Pink Floyd was still finding its way to a new identity in 1970. They had grabbed the London underground music scene by the lapels with their stunning 1967 debut album The Piper At The Gates Of Dawn. Shortly after, however, Syd Barrett, the artistic driving force behind that record, was fired from the band due to his unpredictable behavior.

Floyd replaced him with guitarist David Gilmour and tried to move on from Barrett’s quirky pop songs, instead building on their reputation as architects of trippy soundscapes. They always combined their live music with the visual element provided by psychedelic light shows. As such, their music seemed a natural fit for movies.

They had provided the soundtrack for a 1969 film called More, which was a bit under the radar. But then they received a call from Michelangelo Antonioni, a darling of the cinema world at the time. He was making a film, and he thought that Floyd would be perfect for the soundtrack. The band soon made their way to Rome to work on music for the film Zabriskie Point.

A Fussy Director

Antonioni had made his mark with the 1966 film Blow-Up, which surveyed the youth culture in London at the time. It was around that time that he went to see Pink Floyd play and was blown away by the sights and sounds of the experience.

With Zabriskie Point, he turned his attention to the scene in California. Perhaps the setting should have been a sign that the Brits in Floyd might not have been the best choice to do the soundtrack. Antonioni constantly nitpicked the music that the band delivered to him for the movie.

In the end, Floyd only accounted for three tracks on the Zabriskie Point soundtrack, one of which, bizarrely enough, was a country and western-style number. Antonioni used music from other artists, including The Grateful Dead, Kaleidoscope, and The Youngbloods, to fill out the score. Pink Floyd frittered away about a month in Rome with little to show for it. But an unused piece of music would eventually come in very handy.

What About “Us”?

Rick Wright, Pink Floyd’s keyboardist, wrote a piano piece for Zabriskie Point called “The Violent Sequence”. Antonioni rejected it on the basis of it being too sad. Roger Waters, Floyd’s chief lyricist, didn’t share those same objections.

When Pink Floyd was making The Dark Side Of The Moon album, released in 1973, they went back to Wright’s piece.

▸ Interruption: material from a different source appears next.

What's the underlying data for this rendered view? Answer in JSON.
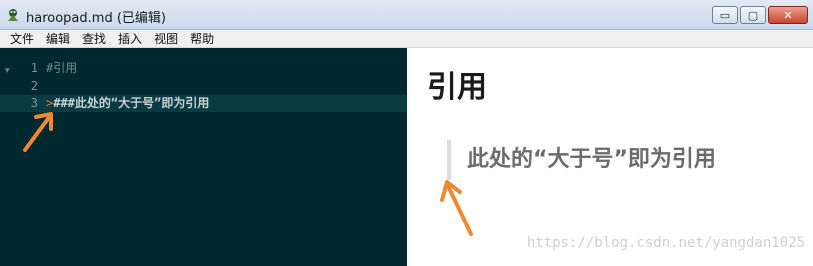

Waters added lyrics that expressed his feelings about the inanity of war and slotted the piece into the song cycle about the things in life that can make a person go mad.

The renamed song, “Us And Them”, is a stunner, featuring not just Wright’s plaintive piano but also a furious sax solo from session player Dick Parry and some of Waters’ most moving lyrics. One wonders if Pink Floyd ever thanked Michelangelo Antonioni for the gift he gave them by initially rejecting this amazing song.